The Third Moment of AI Ethics: Developing Relatable and Contextualized Tools
Sarah Hladikova, Yuling Wang, Andreia Martinho
TL;DR
The paper addresses the gap between AI ethics guidelines and practical software development. It introduces the Third Moment of AI Ethics and builds an AI Ethics Tool, grounded in the Morley Typology and extended with the NIST AI Risk Management Framework, to translate normative principles into concrete, domain-specific guidance. The tool is open-source (MIT-licensed) and structured around the development pipeline, with a domain tab for autonomous driving and a semantic-search interface. A proof-of-concept study in autonomous driving plus a practitioner survey suggest the tool is relatable and potentially useful, but feedback calls for more examples and detailed instructions.
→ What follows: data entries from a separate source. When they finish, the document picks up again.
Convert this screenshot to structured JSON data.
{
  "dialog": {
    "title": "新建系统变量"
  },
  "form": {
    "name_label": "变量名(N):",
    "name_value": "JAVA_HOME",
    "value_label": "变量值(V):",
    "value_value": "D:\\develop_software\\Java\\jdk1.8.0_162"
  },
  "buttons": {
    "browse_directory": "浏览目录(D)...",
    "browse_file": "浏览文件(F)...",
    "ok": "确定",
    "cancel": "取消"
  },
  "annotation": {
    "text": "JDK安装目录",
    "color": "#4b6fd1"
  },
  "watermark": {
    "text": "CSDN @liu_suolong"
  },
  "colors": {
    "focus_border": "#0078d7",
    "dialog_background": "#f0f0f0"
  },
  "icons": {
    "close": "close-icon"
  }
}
Overall, the work provides a concrete bridge from normative ethics to actionable engineering practice and advocates for collaborative, domain-focused refinement to enhance adoption.
Abstract
Artificial intelligence (AI) ethics has gained significant momentum, evidenced by the growing body of published literature, policy guidelines, and public discourse. However, the practical implementation and adoption of AI ethics principles among practitioners has not kept pace with this theoretical development. Common barriers to adoption include overly abstract language, poor accessibility, and insufficient practical guidance for implementation. Through participatory design with industry practitioners, we developed an open-source tool that bridges this gap. Our tool is firmly grounded in normative ethical frameworks while offering concrete, actionable guidance in an intuitive format that aligns with established software development workflows. We validated this approach through a proof of concept study in the United States autonomous driving industry.